Of course this is not an easy mission. But for Ukrainians, the alternative is unthinkable. The mass graves uncovered in Bucha have shown us what Russian occupation means. We have also seen, in the broken promises of the Minsk agreements, what any truce with Vladimir Putin is worth. Why should we agree to a fake peace deal when we know Putin will ignore it and unleash war on us again?
As a Ukrainian, it’s odd to read some of the theories about what’s going on. Are we pawns, fighting because we’ve been put up to it by the West? No, we held off Putin with very little help in the first few weeks of war. Even if the West stops arming us, we will continue to fight. We know the alternative is worse: subjugation and cultural annihilation.
Discussions in the West over Ukraine’s future often stall when it comes to the question of Crimea and the Donbas. It’s argued that many Russian-speakers look to Moscow for protection and see Ukraine as the invader. Yes, Ukraine’s history means we have many Russian-speakers who once felt closer affinity with Moscow than Kyiv and once feared discrimination at the hands of what they perceived to be Ukrainian nationalists. It was a similar problem to those of Northern Ireland and Cyprus: historic immigration patterns creating communities with competing identities. That’s why many in the West are uneasy about taking sides.
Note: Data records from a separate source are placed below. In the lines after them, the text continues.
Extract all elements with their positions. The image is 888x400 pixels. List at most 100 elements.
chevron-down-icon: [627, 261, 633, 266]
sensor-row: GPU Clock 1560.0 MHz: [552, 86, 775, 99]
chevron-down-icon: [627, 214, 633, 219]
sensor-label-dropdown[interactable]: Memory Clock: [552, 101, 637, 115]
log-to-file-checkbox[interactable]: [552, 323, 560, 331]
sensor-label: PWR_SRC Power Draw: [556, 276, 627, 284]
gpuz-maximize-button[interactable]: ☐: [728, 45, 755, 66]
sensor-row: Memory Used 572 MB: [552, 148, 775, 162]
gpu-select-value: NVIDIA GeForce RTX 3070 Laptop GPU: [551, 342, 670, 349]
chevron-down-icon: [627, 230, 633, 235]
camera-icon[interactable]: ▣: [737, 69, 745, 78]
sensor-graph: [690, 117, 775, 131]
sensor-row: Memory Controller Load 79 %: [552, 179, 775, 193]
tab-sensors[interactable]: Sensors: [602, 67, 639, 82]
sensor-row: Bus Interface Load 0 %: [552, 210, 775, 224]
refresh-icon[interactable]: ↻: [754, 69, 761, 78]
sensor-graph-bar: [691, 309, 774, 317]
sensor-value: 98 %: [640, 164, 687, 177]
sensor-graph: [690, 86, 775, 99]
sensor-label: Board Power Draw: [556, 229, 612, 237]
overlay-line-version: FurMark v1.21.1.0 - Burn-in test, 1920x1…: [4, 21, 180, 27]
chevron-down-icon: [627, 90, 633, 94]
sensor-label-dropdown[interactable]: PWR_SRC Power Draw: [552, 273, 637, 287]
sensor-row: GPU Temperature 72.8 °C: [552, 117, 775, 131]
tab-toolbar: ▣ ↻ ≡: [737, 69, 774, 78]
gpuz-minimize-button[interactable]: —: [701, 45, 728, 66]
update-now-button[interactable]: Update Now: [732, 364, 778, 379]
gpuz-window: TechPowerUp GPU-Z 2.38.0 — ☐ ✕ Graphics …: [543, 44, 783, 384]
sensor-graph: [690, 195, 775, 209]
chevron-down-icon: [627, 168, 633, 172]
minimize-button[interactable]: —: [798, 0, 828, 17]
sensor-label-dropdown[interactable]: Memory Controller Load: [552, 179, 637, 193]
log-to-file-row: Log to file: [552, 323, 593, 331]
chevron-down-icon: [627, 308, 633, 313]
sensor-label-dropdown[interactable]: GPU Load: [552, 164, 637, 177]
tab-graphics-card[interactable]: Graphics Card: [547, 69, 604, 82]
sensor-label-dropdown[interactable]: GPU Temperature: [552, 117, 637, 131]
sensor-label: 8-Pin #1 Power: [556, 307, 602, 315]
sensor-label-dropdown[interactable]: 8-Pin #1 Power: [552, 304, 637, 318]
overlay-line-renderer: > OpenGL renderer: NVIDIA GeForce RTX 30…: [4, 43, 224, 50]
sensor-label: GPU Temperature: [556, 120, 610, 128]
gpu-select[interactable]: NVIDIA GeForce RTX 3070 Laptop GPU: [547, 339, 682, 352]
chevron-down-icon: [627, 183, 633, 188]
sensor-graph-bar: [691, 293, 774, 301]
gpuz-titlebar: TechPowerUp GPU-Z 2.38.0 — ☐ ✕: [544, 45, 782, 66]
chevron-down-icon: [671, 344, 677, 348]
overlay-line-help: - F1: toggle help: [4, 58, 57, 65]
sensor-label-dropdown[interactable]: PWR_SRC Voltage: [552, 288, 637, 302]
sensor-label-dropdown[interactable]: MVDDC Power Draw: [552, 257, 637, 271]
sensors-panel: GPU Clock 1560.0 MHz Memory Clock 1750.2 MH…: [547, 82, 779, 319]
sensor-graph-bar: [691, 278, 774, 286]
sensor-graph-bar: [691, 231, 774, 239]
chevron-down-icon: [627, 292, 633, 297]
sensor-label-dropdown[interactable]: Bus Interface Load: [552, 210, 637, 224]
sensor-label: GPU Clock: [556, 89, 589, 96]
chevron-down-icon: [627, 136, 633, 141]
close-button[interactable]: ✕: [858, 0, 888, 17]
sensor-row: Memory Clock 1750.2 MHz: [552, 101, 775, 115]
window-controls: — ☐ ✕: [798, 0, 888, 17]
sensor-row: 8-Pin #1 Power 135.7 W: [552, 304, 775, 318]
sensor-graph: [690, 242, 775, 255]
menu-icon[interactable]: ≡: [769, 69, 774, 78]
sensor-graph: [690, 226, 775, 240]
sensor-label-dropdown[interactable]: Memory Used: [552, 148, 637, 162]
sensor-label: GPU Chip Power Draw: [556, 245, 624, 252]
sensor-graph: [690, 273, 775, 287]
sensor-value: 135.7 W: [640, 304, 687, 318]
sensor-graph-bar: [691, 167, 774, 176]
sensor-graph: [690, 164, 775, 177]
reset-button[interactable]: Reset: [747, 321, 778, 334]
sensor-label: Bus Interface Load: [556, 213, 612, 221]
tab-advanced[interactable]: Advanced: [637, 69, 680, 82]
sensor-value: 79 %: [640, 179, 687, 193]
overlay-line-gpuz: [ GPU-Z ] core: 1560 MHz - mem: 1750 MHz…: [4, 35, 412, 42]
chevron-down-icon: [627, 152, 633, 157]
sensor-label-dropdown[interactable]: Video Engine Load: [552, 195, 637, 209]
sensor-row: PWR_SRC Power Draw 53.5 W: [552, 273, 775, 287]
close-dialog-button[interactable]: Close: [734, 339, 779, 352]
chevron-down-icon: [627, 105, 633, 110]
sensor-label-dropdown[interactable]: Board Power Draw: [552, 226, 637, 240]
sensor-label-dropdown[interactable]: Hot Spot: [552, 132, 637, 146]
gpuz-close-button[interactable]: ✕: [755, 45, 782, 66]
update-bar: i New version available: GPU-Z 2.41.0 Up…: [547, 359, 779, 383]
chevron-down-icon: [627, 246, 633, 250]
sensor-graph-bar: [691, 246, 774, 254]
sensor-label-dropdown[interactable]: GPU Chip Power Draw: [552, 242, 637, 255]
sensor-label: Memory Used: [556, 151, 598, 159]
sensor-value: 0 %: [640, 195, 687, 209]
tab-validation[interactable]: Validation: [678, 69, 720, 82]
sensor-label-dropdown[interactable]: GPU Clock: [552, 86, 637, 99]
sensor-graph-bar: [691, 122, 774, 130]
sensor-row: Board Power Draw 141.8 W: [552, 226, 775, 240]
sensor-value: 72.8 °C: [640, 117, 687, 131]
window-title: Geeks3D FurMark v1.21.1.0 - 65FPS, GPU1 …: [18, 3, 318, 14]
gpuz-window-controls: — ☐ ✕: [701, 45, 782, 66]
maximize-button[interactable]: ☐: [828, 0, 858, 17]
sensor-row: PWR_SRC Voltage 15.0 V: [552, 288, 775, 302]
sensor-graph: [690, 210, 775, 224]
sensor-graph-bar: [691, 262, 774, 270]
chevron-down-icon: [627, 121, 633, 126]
But this analysis ignores the extent to which things have changed since 2014 when Russia invaded Crimea and eastern Ukraine. That year, independence referendums were staged in Donetsk and Luhansk and overseen by soldiers in unmarked uniforms. Like all wildcat referendums, the votes were boycotted by those who opposed the separatists.
That’s not to say that public opinion wasn’t split. Polls in early 2014 suggested that about a quarter of the voters in the two areas wanted to be part of Russia. However, this was before Putin’s mercenaries began flattening, rather than saving, the Donbas.
Over the past nine years a mass exodus has taken place, with millions in the east fleeing the fighting between Ukrainian and Russian soldiers. The region was looted by separatists and the local economy destroyed. It fell to Kyiv to pay pensions and provide electricity and water to
these territories Putin now claims are part of Russia. The original Donbas hopes of wealth from Russkiy Mir were quickly shattered.
Crimea was different: it holds huge ideological and political value for Putin. Since taking it, he has filled it with money and Russians. I witnessed this when I hitchhiked around it a few years ago. I also saw how Ukrainian loyalists had learned to keep quiet: showing a blue-and-yellow flag would risk imprisonment or deportation.
Today, if the survivors of bombed-out eastern Ukraine and those in Crimea were asked if they’d prefer to live under Putin or under Kyiv, their answer would probably be very different. That’s why the pre-2014 opinion polls for Crimea and the Donbas should now be discarded. There’s no question that nine years of war have seen public opinion amongst Russian-speaking parts of Ukraine turn sharply against Moscow. In part, this is why Putin invaded again last year: his constituency in Ukraine was shrinking.
At the start of the invasion, it seemed that Ukraine had no chance of winning. Now, victory is possible. My friends who fled Donetsk nine years ago have a realistic hope of returning home under a Ukrainian flag.
Self-belief has become essential to survival. We are optimistic, but not naive. Peace talks will happen sooner or later. There may be a negotiation over Crimea; it may become self-governing (within Ukraine’s borders). But all Russian troops would have to leave. Ukrainians will keep fighting in the belief that to cut a deal that offers Putin a compensatory slice of Ukraine, would be to guarantee another war.